MCTS: How to choose the final action from the root

Question

When the time allotted to Monte Carlo tree search runs out, what action should be chosen from the root?

• The original UCT paper (2006) says bestAction in their algorithm.

• Monte-Carlo Tree Search: A New Framework for Game AI (2008) says

The game action finally executed by the program in the actual game, is the one corresponding to the child which was explored the most.

• A Survey of Monte Carlo Tree Search Methods (2012) says

The basic algorithm involves iteratively building a search tree until some predefined computational budget – typically a time, memory or iteration constraint – is reached, at which point the search is halted and the best-performing root action returned.

[...] The result of the overall search a(BESTCHILD(v0)) is the action a that leads to the best child of the root node v0, where the exact definition of “best” is defined by the implementation.

[...] As soon as the search is interrupted or the computation budget is reached, the search terminates and an action a of the root nodet0is selected by some mechanism. Schadd [188] describes four criteria for selecting the winning action, based on the work of Chaslot et al [60]:

1. Max child: Select the root child with the highest reward.

2. Robust child: Select the most visited root child.

3. Max-Robust child: Select the root child with both the highest visit count and the highest reward. If none exist, then continue searching until an acceptable visit count is achieved [70].

4. Secure child: Select the child which maximises a lower confidence bound.

[...] Once some computational budget has been reached, the algorithm terminates and returns the best move found,corresponding to the child of the root with the highest visit count.

The return value of the overall search in this case is a(BESTCHILD(v0,0)) which will give the action a that leads to the child with the highest reward, since the exploration parameter c is set to 0 for this final call on the root node v0. The algorithm could instead return the action that leads to the most visited child; these two options will usually – but not always! – describe the same action. This potential discrepancy is addressed in the Go program ERICA by continuing the search if the most visited root action is not also the one with the highest reward. This improved ERICA’s winning rate against GNU GO from 47% to 55% [107].

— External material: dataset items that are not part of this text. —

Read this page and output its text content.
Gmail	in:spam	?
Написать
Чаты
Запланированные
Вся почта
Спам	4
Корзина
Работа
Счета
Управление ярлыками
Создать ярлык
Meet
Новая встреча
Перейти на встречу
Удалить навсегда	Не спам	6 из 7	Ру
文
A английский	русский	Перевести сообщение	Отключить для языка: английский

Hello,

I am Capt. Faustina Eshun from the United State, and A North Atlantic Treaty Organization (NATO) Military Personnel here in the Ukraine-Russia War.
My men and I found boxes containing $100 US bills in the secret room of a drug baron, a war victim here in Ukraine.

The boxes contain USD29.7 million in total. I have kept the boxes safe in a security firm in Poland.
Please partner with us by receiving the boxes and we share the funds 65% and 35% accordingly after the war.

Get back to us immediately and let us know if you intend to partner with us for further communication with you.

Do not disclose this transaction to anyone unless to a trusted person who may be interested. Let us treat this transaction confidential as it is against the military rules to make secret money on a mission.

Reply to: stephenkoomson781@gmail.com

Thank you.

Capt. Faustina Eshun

But their algorithm 2 uses the same criterion as the internal-node selection policy:

$$\operatorname{argmax}_{v'} \frac{Q(v')}{N(v')} + c \sqrt{\frac{2 \ln N(v)}{N(v')}}$$

which is neither the max child nor the robust child! This situation is quite confusing, and I'm wondering which approach is nowadays considered most successful/appropriate.

Answer 1

By far the most commonly used strategy is to select the child with the highest number of visits. This is as described in the 2008 paper you linked. It's also what's referred to as the "robust child" in the 2012 paper you linked.

In algorithm 2 of the 2012 paper, they actually use the highest average reward, which corresponds to "Max child". It looks like they're using the UCB1 policy, but they actually use a value of $0$ for the exploration parameter $c$, which makes the entire square root term drop out. This is also explained in the text at the end of your quote. But usually, a robust child / max visit count performs better.

Progressive Strategies for Monte-Carlo Tree Search is a different paper from 2008, in which these strategies are experimented with a bit. Usually, they perform similarly, but a robust child tends to be the best if there is any difference at all.